Copa America 2019 : Le Pérou, sur sa lancée ?

Reuters

Capitale : Lima
Surnom : Blanquirroja
Sélectionneur : Ricardo Gareca
Palmarès : Copa America (1939 et 1975)

Trente-six ans ! Après des histoires de corruption et autres affaires extrasportives, le Pérou a fait son retour à la Coupe du Monde après plus de 30 années d’absence. Un ticket décroché après des barrages face à la Nouvelle-Zélande. Un véritable événement pour le pays des Incas où un jour férié avait même été décrété à l’époque pour célébrer cette qualification.

Un an plus tard, les Péruviens ont digéré ce bref passage en Russie (élimination dès la phase de poules). Depuis, ils ont disputé 10 matchs amicaux pour un bilan très mitigé (3 victoires, 6 défaites et 1 nul). Des résultats qui ne reflètent pas toujours l’impression laissée par cette équipe péruvienne qui avait posé problème aux Bleus au Mondial. La Blanquirroja a par exemple réalisé de belles prestations contre les Pays-Bas et l’Allemagne. La nuit dernière contre la Colombie, elle a longtemps dominé avant de s’écrouler après l’expulsion de Yotun.

Il n’y a donc pas de réels enseignements à tirer de ces amicaux, d’autant que le Pérou montre toujours un visage plus conquérant en match officiel, c’est dans son ADN. Ainsi, il a toujours passé la phase de poules de la Copa America depuis l’édition 1995. Troisièmes en 2011 et 2015, quart de finalistes en 2016 (battus aux TAB par la Colombie), les Incas répondent toujours présents sur la scène continentale. Cette fois encore, il faudra compter sur eux. En compagnie du Brésil, de la Bolivie et du Venezuela dans le groupe A, le Pérou devrait se disputer la deuxième place avec les Vénézuéliens, la première étant promise aux Brésiliens. Emmené par Ricardo Gareca, sélectionneur en poste depuis 2015, le Pérou pourra s’appuyer sur sa stabilité. Equipe bien en place, la Blanquirroja se repose sur un noyau dur qui se connait bien (Gallese, Advincula, Yotun, Cueva, Carrillo et le capitaine Guerrero). De quoi en faire un parfait trouble-fête.

Raul Ruidiaz est loin d’être un titulaire indiscutable. Il ne sera peut-être pas aligné d’entrée par Ricardo Gareca. En effet, il devrait se partager le temps de jeu avec notamment les vétérans et non moins expérimentés Guerrero et Farfan. Alors que ses compères comptent 35 et 34 printemps, le joueur de 28 ans amène un vent de fraîcheur dans cette attaque péruvienne.

Ruidiaz

Celui qu’on surnomme « la Pulga » s’est fait un nom aux Amériques. D’abord dans son pays natal avec Universitario de Deportes où il terminera meilleur buteur. Puis au Mexique où il inscrit 20 buts par saison. Le natif de Lima y sera élu meilleur joueur et meilleur attaquant du championnat, devant un certain André-Pierre Gignac. Depuis juin 2018 il évolue en MLS, à Seattle. Là aussi, l’adaptation sera éclaire avec 10 buts en 14 matchs la saison dernière et déjà 6 en 10 rencontres cette année.

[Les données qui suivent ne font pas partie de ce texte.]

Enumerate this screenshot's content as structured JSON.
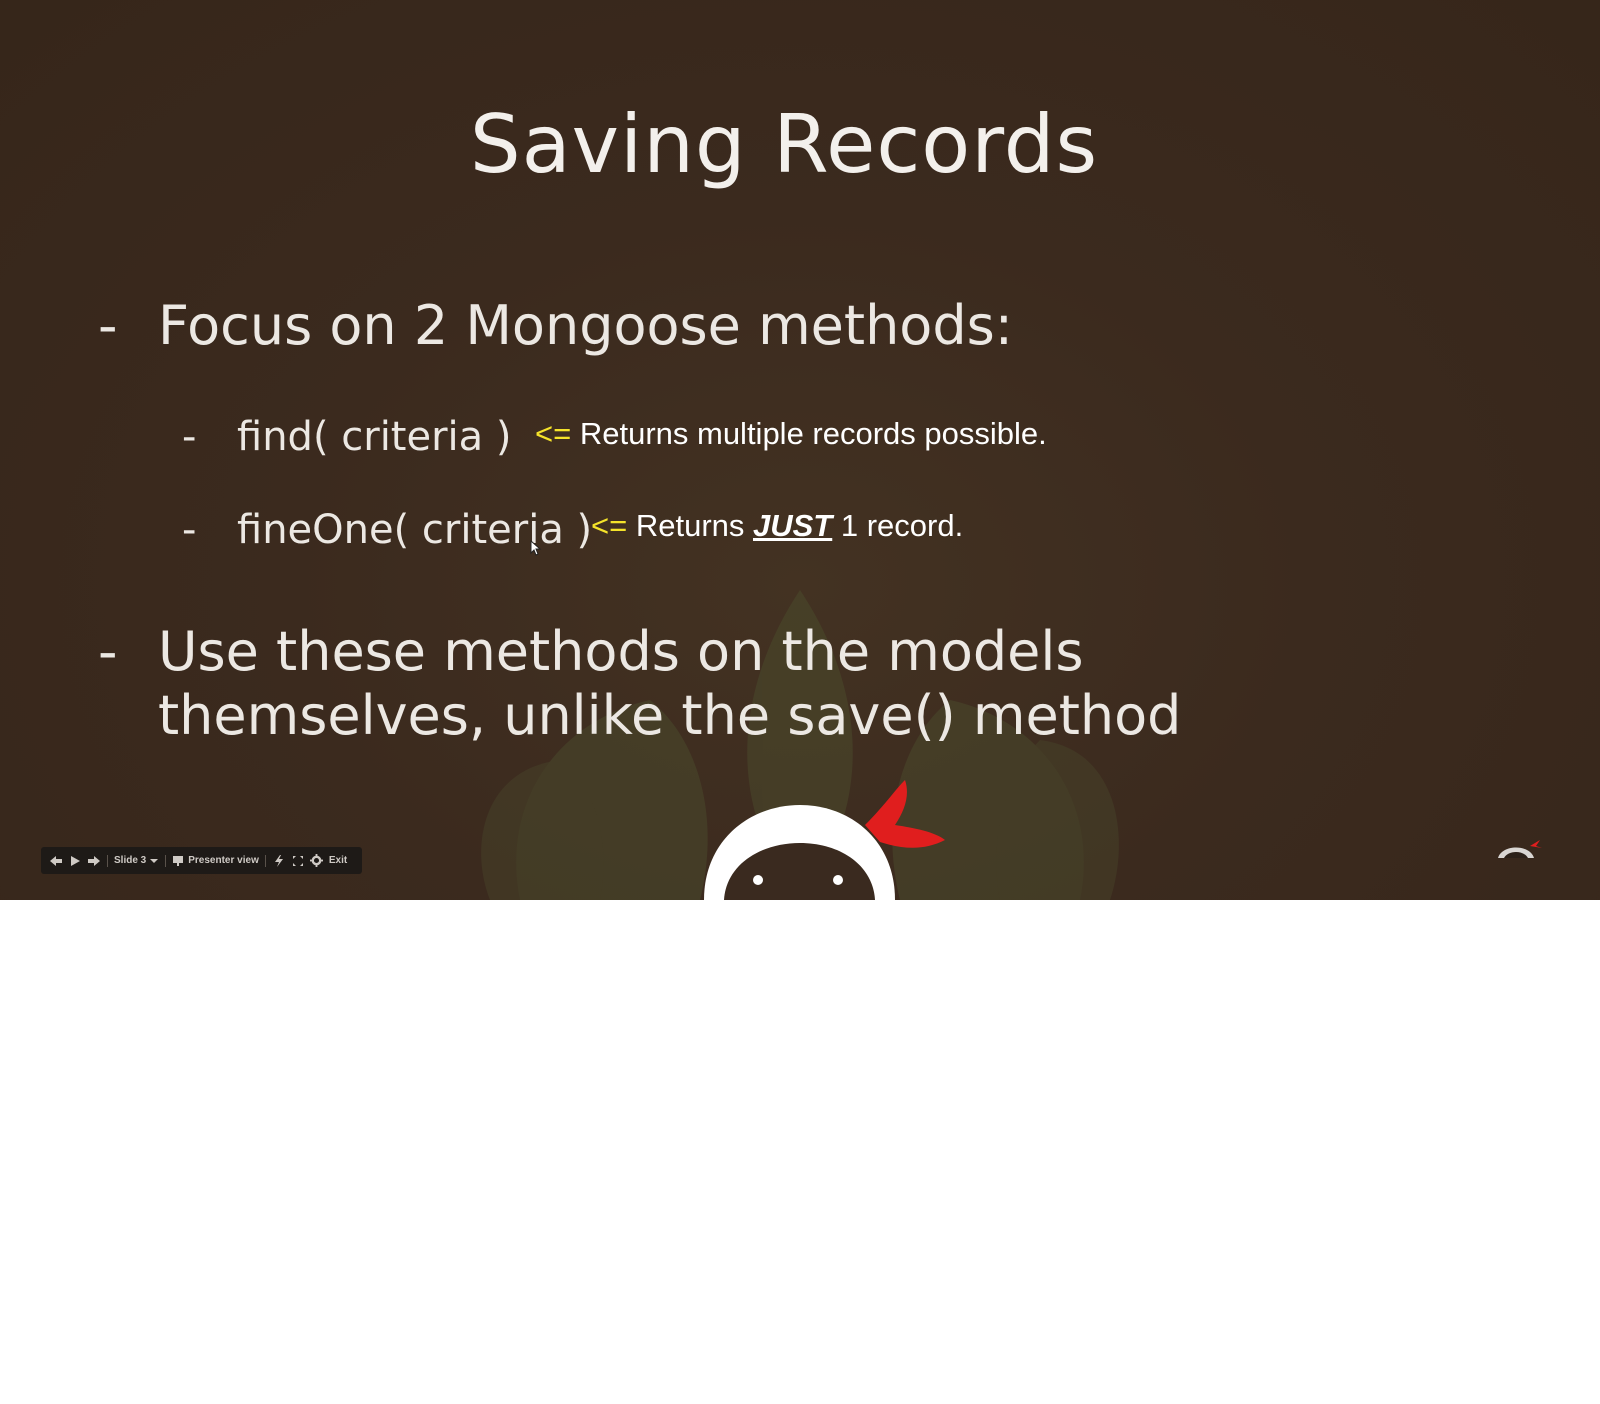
{
  "slide": {
    "title": "Saving Records",
    "bullets": [
      {
        "dash": "-",
        "text": "Focus on 2 Mongoose methods:"
      },
      {
        "dash": "-",
        "text": "Use these methods on the models themselves, unlike the save() method"
      }
    ],
    "sub_bullets": [
      {
        "dash": "-",
        "code": "find( criteria )",
        "note_arrow": "<=",
        "note_text": " Returns multiple records possible."
      },
      {
        "dash": "-",
        "code": "fineOne( criteria )",
        "note_arrow": "<=",
        "note_pre": " Returns ",
        "note_emph": "JUST",
        "note_post": " 1 record."
      }
    ]
  },
  "toolbar": {
    "slide_label": "Slide 3",
    "presenter_label": "Presenter view",
    "exit_label": "Exit",
    "icons": [
      "prev-arrow-icon",
      "play-icon",
      "next-arrow-icon",
      "chevron-down-icon",
      "presenter-screen-icon",
      "laser-pointer-icon",
      "fullscreen-icon",
      "gear-icon"
    ]
  },
  "colors": {
    "background": "#3b2a1e",
    "text": "#ece8e3",
    "arrow": "#f5e32a",
    "toolbar": "#1e1a17"
  }
}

En sélection, Raul Ruidiaz est notamment connu pour avoir éliminé le Brésil en 2016 d’un but… de la main ! Ces derniers mois, l’attaquant a profité de la suspension de Paolo Guerrero pour avoir plus de temps de jeu. Pour l’heure, son bilan avec la Blanquirroja reste famélique (4 petits buts en 38 apparitions). Voilà d’ailleurs plus d’un an qu’il n’a plus marqué en sélection ! Pourtant Ricardo Gareca en est fan et a été séduit par ses dernières sorties. Celui qui rêve de jouer en Europe doit maintenant rendre la confiance accordée par son sélectionneur.